2. Sur le père de Lola, lire : Oxent Miesseroff, Au maquis de Barrême : souvenirs en vrac (Egrégores, 2006).
3. J’ai choisi la liberté, de Viktor Kravchenko, est une dure critique de l’URSS : en pleine guerre froide, sa traduction française, en 1949, donne lieu à des polémiques et à un procès retentissant, le PC accusant Kravchenko d’être un menteur payé par les Américains. La Question (1958), d’Henri Alleg, anticolonialiste et aussi longtemps cadre du PCF et stalinien, dénonçait la torture en Algérie, qu’il avait lui-même subie.
4. Cet épisode est décrit par Lola dans Un Paris révolutionnaire (L’Esprit frappeur/Dagorno, 2001). 


5. Ancien de la Gauche prolétarienne, cofondateur du FHAR, plus tard journaliste et écrivain.
6. Et voici pourquoi votre fille est muette : https://blastemeor.noblogs.org/divers/
7. Sur ce collectif de défense des chômeurs et « allocataires sociaux  » : https://cafard93.wordpress.com/2009....
8. Par référence au Summer of Love des Etats-Unis, en particulier californien, de 1967, mais dominé, lui, par le phénomène hippy.

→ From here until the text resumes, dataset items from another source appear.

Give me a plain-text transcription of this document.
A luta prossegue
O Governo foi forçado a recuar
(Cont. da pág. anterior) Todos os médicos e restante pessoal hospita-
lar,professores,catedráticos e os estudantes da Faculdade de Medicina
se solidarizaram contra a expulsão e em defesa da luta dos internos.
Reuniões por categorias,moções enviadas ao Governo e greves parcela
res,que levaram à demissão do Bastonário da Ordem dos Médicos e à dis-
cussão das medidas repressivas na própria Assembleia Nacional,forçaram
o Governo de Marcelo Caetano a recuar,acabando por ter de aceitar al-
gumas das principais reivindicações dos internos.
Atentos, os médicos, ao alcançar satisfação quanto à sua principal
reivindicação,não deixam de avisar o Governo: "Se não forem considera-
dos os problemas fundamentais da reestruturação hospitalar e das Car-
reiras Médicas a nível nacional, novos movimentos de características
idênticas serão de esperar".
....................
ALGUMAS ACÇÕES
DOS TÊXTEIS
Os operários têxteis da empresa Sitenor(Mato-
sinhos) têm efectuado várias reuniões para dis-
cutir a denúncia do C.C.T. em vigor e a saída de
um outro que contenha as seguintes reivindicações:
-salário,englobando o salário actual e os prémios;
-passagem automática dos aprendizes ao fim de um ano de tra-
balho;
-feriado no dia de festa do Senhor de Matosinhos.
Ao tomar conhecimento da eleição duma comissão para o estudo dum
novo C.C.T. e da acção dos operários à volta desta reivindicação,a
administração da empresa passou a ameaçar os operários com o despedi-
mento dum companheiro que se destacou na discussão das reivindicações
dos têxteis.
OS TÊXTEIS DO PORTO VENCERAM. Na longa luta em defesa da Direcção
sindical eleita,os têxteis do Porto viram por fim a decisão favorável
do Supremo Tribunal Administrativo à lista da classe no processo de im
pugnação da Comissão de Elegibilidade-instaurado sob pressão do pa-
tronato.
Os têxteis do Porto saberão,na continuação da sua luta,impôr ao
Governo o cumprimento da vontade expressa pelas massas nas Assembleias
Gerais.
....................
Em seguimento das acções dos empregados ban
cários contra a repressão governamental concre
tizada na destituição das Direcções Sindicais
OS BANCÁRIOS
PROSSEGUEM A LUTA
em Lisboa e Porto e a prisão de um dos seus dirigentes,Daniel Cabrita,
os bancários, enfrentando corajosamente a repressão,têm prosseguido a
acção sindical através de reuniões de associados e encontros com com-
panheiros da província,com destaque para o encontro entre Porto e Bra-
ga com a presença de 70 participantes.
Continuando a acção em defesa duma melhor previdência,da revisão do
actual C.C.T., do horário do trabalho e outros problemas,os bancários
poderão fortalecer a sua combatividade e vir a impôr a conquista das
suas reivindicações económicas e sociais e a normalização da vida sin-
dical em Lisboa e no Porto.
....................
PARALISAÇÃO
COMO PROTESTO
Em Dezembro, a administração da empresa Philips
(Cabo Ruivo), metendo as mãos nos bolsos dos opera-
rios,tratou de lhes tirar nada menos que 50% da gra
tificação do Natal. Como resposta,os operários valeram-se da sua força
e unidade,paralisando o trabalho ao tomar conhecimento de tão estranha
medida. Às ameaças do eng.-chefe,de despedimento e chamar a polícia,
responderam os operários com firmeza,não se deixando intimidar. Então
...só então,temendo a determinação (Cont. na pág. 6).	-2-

9. L’assassinat en 1972 de Pierre Overney, militant maoïste, par un vigile à Renault-Billancourt est l’occasion d’un enterrement politique auquel participent près de 200 000 personnes.
10. En 1996, l’expulsion violente par les CRS de plusieurs centaines de sans-papiers occupant l’église Saint-Bernard, à Paris, déclenche protestations et manifestations.